2. The cochlear implant microbend electrode of claim 1, wherein: the electrode contact is a back-hooked electrode, a back-hooked position of the electrode contact is provided with a first lateral hole and a second lateral hole, and the inner side of the bottom is connected with the stimulating electrode lead wire through a first welding spot.

3. The cochlear implant microbend electrode of claim 1, wherein: the electrode contact is a U-shaped electrode, a third lateral hole and a fourth lateral hole are arranged on two sides of the U-shape, and the inner side of the bottom is connected with the stimulating electrode lead wire through a second welding spot.

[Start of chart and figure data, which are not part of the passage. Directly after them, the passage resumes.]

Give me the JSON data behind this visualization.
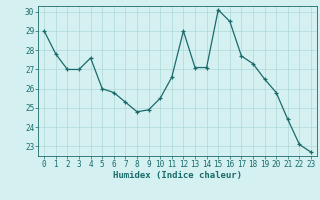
{
  "x": [
    0,
    1,
    2,
    3,
    4,
    5,
    6,
    7,
    8,
    9,
    10,
    11,
    12,
    13,
    14,
    15,
    16,
    17,
    18,
    19,
    20,
    21,
    22,
    23
  ],
  "y": [
    29.0,
    27.8,
    27.0,
    27.0,
    27.6,
    26.0,
    25.8,
    25.3,
    24.8,
    24.9,
    25.5,
    26.6,
    29.0,
    27.1,
    27.1,
    30.1,
    29.5,
    27.7,
    27.3,
    26.5,
    25.8,
    24.4,
    23.1,
    22.7
  ],
  "xlabel": "Humidex (Indice chaleur)",
  "ylim": [
    22.5,
    30.3
  ],
  "xlim": [
    -0.5,
    23.5
  ],
  "yticks": [
    23,
    24,
    25,
    26,
    27,
    28,
    29,
    30
  ],
  "xticks": [
    0,
    1,
    2,
    3,
    4,
    5,
    6,
    7,
    8,
    9,
    10,
    11,
    12,
    13,
    14,
    15,
    16,
    17,
    18,
    19,
    20,
    21,
    22,
    23
  ],
  "line_color": "#1a6b6b",
  "marker_color": "#1a6b6b",
  "bg_color": "#d4f0f0",
  "grid_color": "#b0d8d8",
  "axis_label_color": "#1a6b6b",
  "tick_color": "#1a6b6b"
}
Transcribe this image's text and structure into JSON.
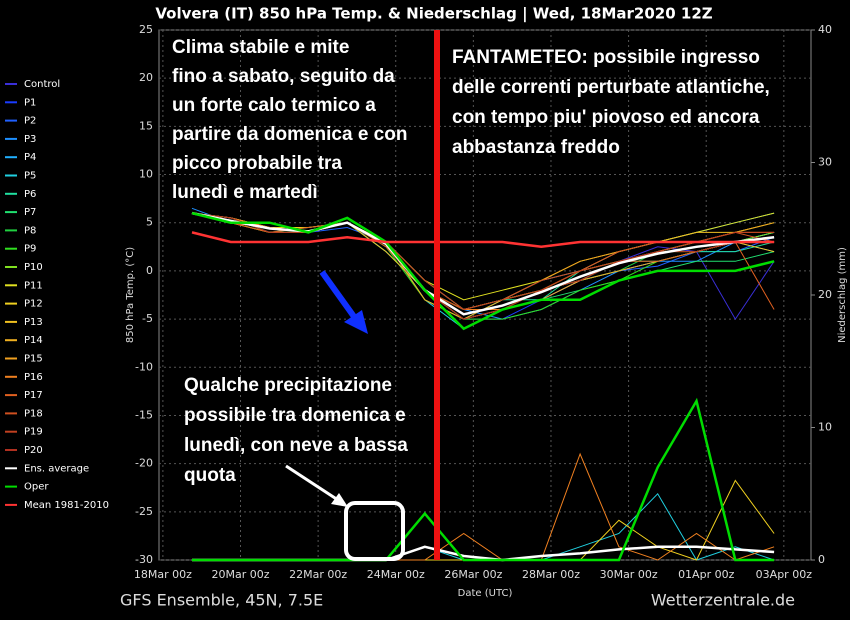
{
  "chart_data": {
    "type": "line",
    "title": "Volvera  (IT)  850 hPa Temp. & Niederschlag | Wed, 18Mar2020 12Z",
    "ylabel": "850 hPa Temp. (°C)",
    "y2label": "Niederschlag (mm)",
    "xlabel": "Date (UTC)",
    "footer_left": "GFS Ensemble, 45N, 7.5E",
    "footer_right": "Wetterzentrale.de",
    "xlim": [
      -0.1,
      16.7
    ],
    "xticks": [
      {
        "value": 0,
        "label": "18Mar 00z"
      },
      {
        "value": 2,
        "label": "20Mar 00z"
      },
      {
        "value": 4,
        "label": "22Mar 00z"
      },
      {
        "value": 6,
        "label": "24Mar 00z"
      },
      {
        "value": 8,
        "label": "26Mar 00z"
      },
      {
        "value": 10,
        "label": "28Mar 00z"
      },
      {
        "value": 12,
        "label": "30Mar 00z"
      },
      {
        "value": 14,
        "label": "01Apr 00z"
      },
      {
        "value": 16,
        "label": "03Apr 00z"
      }
    ],
    "ylim": [
      -30,
      25
    ],
    "yticks": [
      -30,
      -25,
      -20,
      -15,
      -10,
      -5,
      0,
      5,
      10,
      15,
      20,
      25
    ],
    "y2lim": [
      0,
      40
    ],
    "y2ticks": [
      0,
      10,
      20,
      30,
      40
    ],
    "grid": true,
    "annotations": [
      {
        "lines": [
          "Clima stabile e mite",
          "fino a sabato, seguito da",
          "un forte calo termico a",
          "partire da domenica e con",
          "picco probabile tra",
          "lunedì e martedì"
        ]
      },
      {
        "lines": [
          "FANTAMETEO: possibile ingresso",
          "delle correnti perturbate atlantiche,",
          "con tempo piu' piovoso ed ancora",
          "abbastanza freddo"
        ]
      },
      {
        "lines": [
          "Qualche precipitazione",
          "possibile tra domenica e",
          "lunedì, con neve a bassa",
          "quota"
        ]
      }
    ],
    "x": [
      0.75,
      1.75,
      2.75,
      3.75,
      4.75,
      5.75,
      6.75,
      7.75,
      8.75,
      9.75,
      10.75,
      11.75,
      12.75,
      13.75,
      14.75,
      15.75
    ],
    "series": [
      {
        "name": "Control",
        "color": "#3a2fd8",
        "values": [
          6,
          5,
          4.5,
          4,
          5,
          2.5,
          -2,
          -5,
          -4,
          -3,
          -1,
          1,
          2.5,
          2,
          -5,
          1
        ]
      },
      {
        "name": "P1",
        "color": "#1a3cff",
        "values": [
          6,
          5.5,
          4,
          4,
          5,
          3,
          -3,
          -5,
          -5,
          -3,
          -1,
          0,
          1,
          2,
          3,
          2
        ]
      },
      {
        "name": "P2",
        "color": "#2060ff",
        "values": [
          6,
          5,
          4.5,
          4,
          4.5,
          3,
          -1,
          -4,
          -3,
          -2,
          -1,
          0,
          0.5,
          2,
          2,
          3.5
        ]
      },
      {
        "name": "P3",
        "color": "#1e90ff",
        "values": [
          6.5,
          5,
          5,
          4,
          5,
          2,
          -2,
          -4,
          -5,
          -4,
          -2,
          0,
          1,
          1,
          3,
          4
        ]
      },
      {
        "name": "P4",
        "color": "#20b0ff",
        "values": [
          6,
          5.5,
          4.5,
          4.5,
          5,
          3,
          -2,
          -5,
          -3,
          -1,
          0,
          2,
          3,
          4,
          5,
          6
        ]
      },
      {
        "name": "P5",
        "color": "#20d0e0",
        "values": [
          6,
          5,
          4,
          4,
          5,
          3,
          -3,
          -6,
          -4,
          -2,
          -1,
          1,
          2,
          3,
          3,
          4
        ],
        "precip": [
          0,
          0,
          0,
          0,
          0,
          0,
          1,
          0,
          0,
          0,
          1,
          2,
          5,
          0,
          1,
          0
        ]
      },
      {
        "name": "P6",
        "color": "#20e0a0",
        "values": [
          6,
          5,
          4.5,
          4,
          5,
          2,
          -2,
          -4,
          -3,
          -3,
          0,
          1,
          1,
          2,
          2,
          3
        ]
      },
      {
        "name": "P7",
        "color": "#20e070",
        "values": [
          6,
          5.5,
          4,
          4,
          5,
          3,
          -1,
          -4,
          -4,
          -3,
          -2,
          -1,
          0,
          1,
          1,
          2
        ]
      },
      {
        "name": "P8",
        "color": "#20d040",
        "values": [
          6,
          5,
          4,
          4.5,
          5,
          3,
          -2,
          -5,
          -4,
          -2,
          -1,
          0,
          2,
          3,
          4,
          5
        ]
      },
      {
        "name": "P9",
        "color": "#30e020",
        "values": [
          6,
          5,
          4.5,
          4,
          5,
          2.5,
          -3,
          -5,
          -5,
          -4,
          -2,
          -1,
          1,
          2,
          3,
          3
        ]
      },
      {
        "name": "P10",
        "color": "#80e020",
        "values": [
          6,
          5.5,
          4.5,
          4,
          5,
          3,
          -2,
          -4,
          -3,
          -2,
          -1,
          1,
          2,
          2,
          3,
          4
        ]
      },
      {
        "name": "P11",
        "color": "#e0e020",
        "values": [
          6,
          5,
          4,
          4,
          5,
          3,
          -1,
          -3,
          -2,
          -1,
          1,
          2,
          3,
          4,
          5,
          6
        ]
      },
      {
        "name": "P12",
        "color": "#f0d020",
        "values": [
          6,
          5,
          4.5,
          4.5,
          5,
          3,
          -2,
          -4,
          -4,
          -2,
          0,
          1,
          2,
          3,
          3,
          2
        ],
        "precip": [
          0,
          0,
          0,
          0,
          0,
          0,
          0,
          0,
          0,
          0,
          0,
          3,
          1,
          0,
          6,
          2
        ]
      },
      {
        "name": "P13",
        "color": "#f0c020",
        "values": [
          6,
          5.5,
          4.5,
          4,
          5,
          2,
          -2,
          -5,
          -3,
          -2,
          0,
          2,
          3,
          4,
          4,
          5
        ]
      },
      {
        "name": "P14",
        "color": "#f0b020",
        "values": [
          6,
          5,
          4,
          4,
          5,
          3,
          -3,
          -5,
          -4,
          -3,
          -1,
          0,
          1,
          2,
          3,
          3
        ]
      },
      {
        "name": "P15",
        "color": "#f0a020",
        "values": [
          6,
          5,
          4.5,
          4,
          5,
          3,
          -1,
          -4,
          -3,
          -1,
          1,
          2,
          3,
          3,
          4,
          5
        ]
      },
      {
        "name": "P16",
        "color": "#f08020",
        "values": [
          6,
          5.5,
          4.5,
          4,
          5,
          3,
          -2,
          -4,
          -4,
          -2,
          0,
          1,
          2,
          3,
          4,
          4
        ],
        "precip": [
          0,
          0,
          0,
          0,
          0,
          0,
          0,
          2,
          0,
          0,
          8,
          1,
          0,
          2,
          0,
          1
        ]
      },
      {
        "name": "P17",
        "color": "#e06020",
        "values": [
          6,
          5,
          4,
          4.5,
          5,
          2.5,
          -2,
          -5,
          -4,
          -2,
          -1,
          1,
          1,
          2,
          3,
          -4
        ]
      },
      {
        "name": "P18",
        "color": "#d05020",
        "values": [
          6,
          5,
          4.5,
          4,
          5,
          3,
          -2,
          -4,
          -3,
          -1,
          0,
          2,
          3,
          3,
          4,
          3
        ]
      },
      {
        "name": "P19",
        "color": "#c04020",
        "values": [
          6,
          5,
          4.5,
          4,
          5,
          3,
          -1,
          -4,
          -3,
          -2,
          0,
          1,
          2,
          3,
          4,
          4
        ]
      },
      {
        "name": "P20",
        "color": "#b03020",
        "values": [
          6,
          5.5,
          4,
          4,
          5,
          3,
          -2,
          -5,
          -4,
          -2,
          -1,
          1,
          2,
          2,
          3,
          3
        ]
      },
      {
        "name": "Ens. average",
        "color": "#ffffff",
        "values": [
          6,
          5.2,
          4.4,
          4.1,
          5,
          2.8,
          -2,
          -4.5,
          -3.6,
          -2.2,
          -0.6,
          0.8,
          1.8,
          2.5,
          3,
          3.5
        ],
        "precip": [
          0,
          0,
          0,
          0,
          0,
          0,
          1,
          0.3,
          0,
          0.3,
          0.5,
          0.8,
          1,
          1,
          0.8,
          0.6
        ]
      },
      {
        "name": "Oper",
        "color": "#00dd00",
        "values": [
          6,
          5,
          5,
          4,
          5.5,
          3,
          -2,
          -6,
          -4,
          -3,
          -3,
          -1,
          0,
          0,
          0,
          1
        ],
        "precip": [
          0,
          0,
          0,
          0,
          0,
          0,
          3.5,
          0,
          0,
          0,
          0,
          0,
          7,
          12,
          0,
          0
        ]
      },
      {
        "name": "Mean 1981-2010",
        "color": "#ff3333",
        "values": [
          4,
          3,
          3,
          3,
          3.5,
          3,
          3,
          3,
          3,
          2.5,
          3,
          3,
          3,
          3,
          3,
          3
        ]
      }
    ]
  }
}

4. A method for manufacturing a microbend electrode for an artificial cochlea according to any one of claims 1 to 3, wherein: the method comprises the following steps:

manufacturing an electrode contact;

manufacturing a stimulating electrode lead, welding an electrode contact with the stimulating electrode lead, performing ultrasonic cleaning and performing plasma treatment;

injection molding the welded electrode contact and the stimulating electrode lead by using silica gel, bundling the platinum iridium alloy wires, and spirally forming a slender spiral part of the electrode lead and a spiral part of the electrode lead;

manufacturing a loop electrode;

manufacturing a loop electrode lead, welding a loop electrode and the loop electrode lead, performing ultrasonic cleaning and plasma treatment;

fixing the electrode lead and the electrode lead spiral part in a mold, adding silica gel for injection molding, and performing self-lubricating silica gel coating on the surface;

laser cutting, cleaning and electrical inspection of the exposed surface of the electrode contact;

the manufacturing of the electrode contact comprises the following steps:

annealing and rolling the platinum-iridium alloy blank into a platinum-iridium alloy sheet;

cutting the platinum iridium alloy sheet by laser and then stamping and forming;

the manufacturing of the stimulating electrode lead comprises the following steps:

annealing, cold drawing and straightening the platinum-iridium alloy blank to obtain a platinum-iridium alloy wire;

coating and waved treatment are carried out on the platinum iridium alloy wire;

cutting wires of platinum iridium alloy wires, and removing coatings at two ends;

the manufacturing of the loop electrode comprises the following steps:

annealing, cold drawing, straightening and grinding the platinum-iridium alloy blank into an annular platinum-iridium alloy sheet;

performing laser cutting and deburring;

the manufacturing of the loop electrode lead comprises the following steps:

annealing, cold drawing and straightening the platinum-iridium alloy blank to obtain a platinum-iridium alloy wire;

and coating and cutting wires on the platinum iridium alloy wires, and removing the coatings at the two ends.

5. The method for manufacturing the artificial cochlea microbend electrode according to claim 4, wherein the method comprises the following steps of: the electrode contact also comprises laser cutting holes at two sides of the electrode.